Specifically, however, this data science research supports NCAR’s first strategic imperative as it relates to basic research in data science and also to the fourth subsection of Impertive 4. Both of these imperatives relate to the challenge of tailoring data methods to meet the unique needs of the geosciences community. This research also fits into the community model development that is central to NCAR’s Imperative 3. This activity has the important role of confronting models with observations and fashioning data products that use the best statistical methods for model validation and diagnostics. Finally, we note that providing the best data tools for analysis, efficient work flow, and data reduction is aligned with the goals of Imperative 4.

Some highlights for data science research during this period include:

  • The Data Assimilation Research Testbed has been improved to be more scalable in terms of memory. This allows for ensemble data assimilation for models with larger state vectors and is important to address assimilation for higher-resolution versions of weather models such as WRF and MPAS, and for coupled climate models such as CESM.

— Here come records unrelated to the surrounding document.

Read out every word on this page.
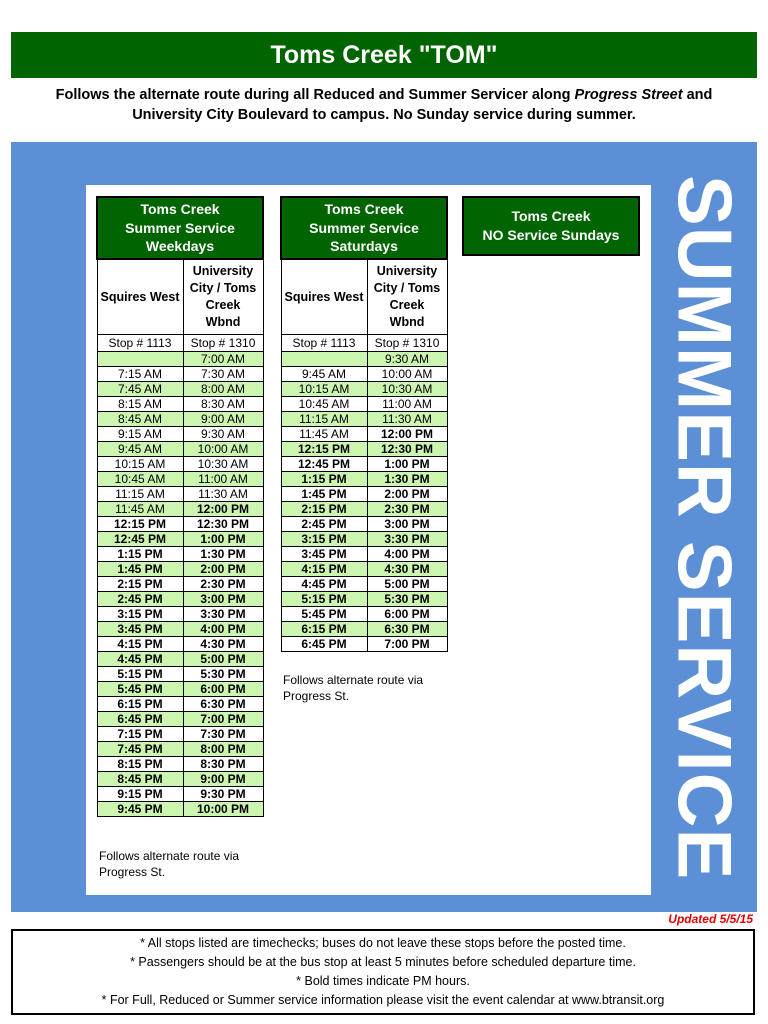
Toms Creek "TOM"
Follows the alternate route during all Reduced and Summer Servicer along Progress Street and University City Boulevard to campus. No Sunday service during summer.
SUMMER SERVICE
Toms Creek
Summer Service
Weekdays	
Squires West	University
City / Toms
Creek
Wbnd
Stop # 1113	Stop # 1310
	7:00 AM
7:15 AM	7:30 AM
7:45 AM	8:00 AM
8:15 AM	8:30 AM
8:45 AM	9:00 AM
9:15 AM	9:30 AM
9:45 AM	10:00 AM
10:15 AM	10:30 AM
10:45 AM	11:00 AM
11:15 AM	11:30 AM
11:45 AM	12:00 PM
12:15 PM	12:30 PM
12:45 PM	1:00 PM
1:15 PM	1:30 PM
1:45 PM	2:00 PM
2:15 PM	2:30 PM
2:45 PM	3:00 PM
3:15 PM	3:30 PM
3:45 PM	4:00 PM
4:15 PM	4:30 PM
4:45 PM	5:00 PM
5:15 PM	5:30 PM
5:45 PM	6:00 PM
6:15 PM	6:30 PM
6:45 PM	7:00 PM
7:15 PM	7:30 PM
7:45 PM	8:00 PM
8:15 PM	8:30 PM
8:45 PM	9:00 PM
9:15 PM	9:30 PM
9:45 PM	10:00 PM
Follows alternate route via
Progress St.
Toms Creek
Summer Service
Saturdays	
Squires West	University
City / Toms
Creek
Wbnd
Stop # 1113	Stop # 1310
	9:30 AM
9:45 AM	10:00 AM
10:15 AM	10:30 AM
10:45 AM	11:00 AM
11:15 AM	11:30 AM
11:45 AM	12:00 PM
12:15 PM	12:30 PM
12:45 PM	1:00 PM
1:15 PM	1:30 PM
1:45 PM	2:00 PM
2:15 PM	2:30 PM
2:45 PM	3:00 PM
3:15 PM	3:30 PM
3:45 PM	4:00 PM
4:15 PM	4:30 PM
4:45 PM	5:00 PM
5:15 PM	5:30 PM
5:45 PM	6:00 PM
6:15 PM	6:30 PM
6:45 PM	7:00 PM
Follows alternate route via
Progress St.
Toms Creek
NO Service Sundays
Updated 5/5/15
* All stops listed are timechecks; buses do not leave these stops before the posted time.
* Passengers should be at the bus stop at least 5 minutes before scheduled departure time.
* Bold times indicate PM hours.
* For Full, Reduced or Summer service information please visit the event calendar at www.btransit.org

  • The basic statistical computations needed for analyzing spatial data has been optimized to use multiple GPUs and processors. This parallelization can give a factor of 70 speedup for critical computational steps, and it supports a useful increase the size of data sets that can be analyzed using standard methods.

  • A parallel algorithm has been devised to address the statistical computations for finding signals of climate change in observational data. A novel feature of this work is to remove some of the arbitrariness of deciding how many basis functions (i.e., empirical orthogonal functions) are used to represent the climate signal.

  • Initial experiments have been completed as part the North American portion of the Co-ordinated Regional Climate Downscaling Experiment (NA-CORDEX). Runs exploring the robustness to different regional resolutions (25 km versus 50 km) suggest that the differences in the 50-km simulations driven by the two different global models are as great as the differences between the resolutions when a regional model (RegCM4) was driven by the MPI global model. This kind of factorial-designed experiment helps to set ranges on the uncertainty of regional climate projections based on a multi-model ensemble.

Funding for these projects and related research is listed in each of the following sections.

CO2 obs data
These two figures show the raw CO2 observations (left) typically of a remotely sensed data product and the estimated complete surface (right) using a spatial method based on the LatticeKrig model. Approximately 32,000 observations and 13,000 basis functions at four levels of resolution (3–6) are used in the statistical model.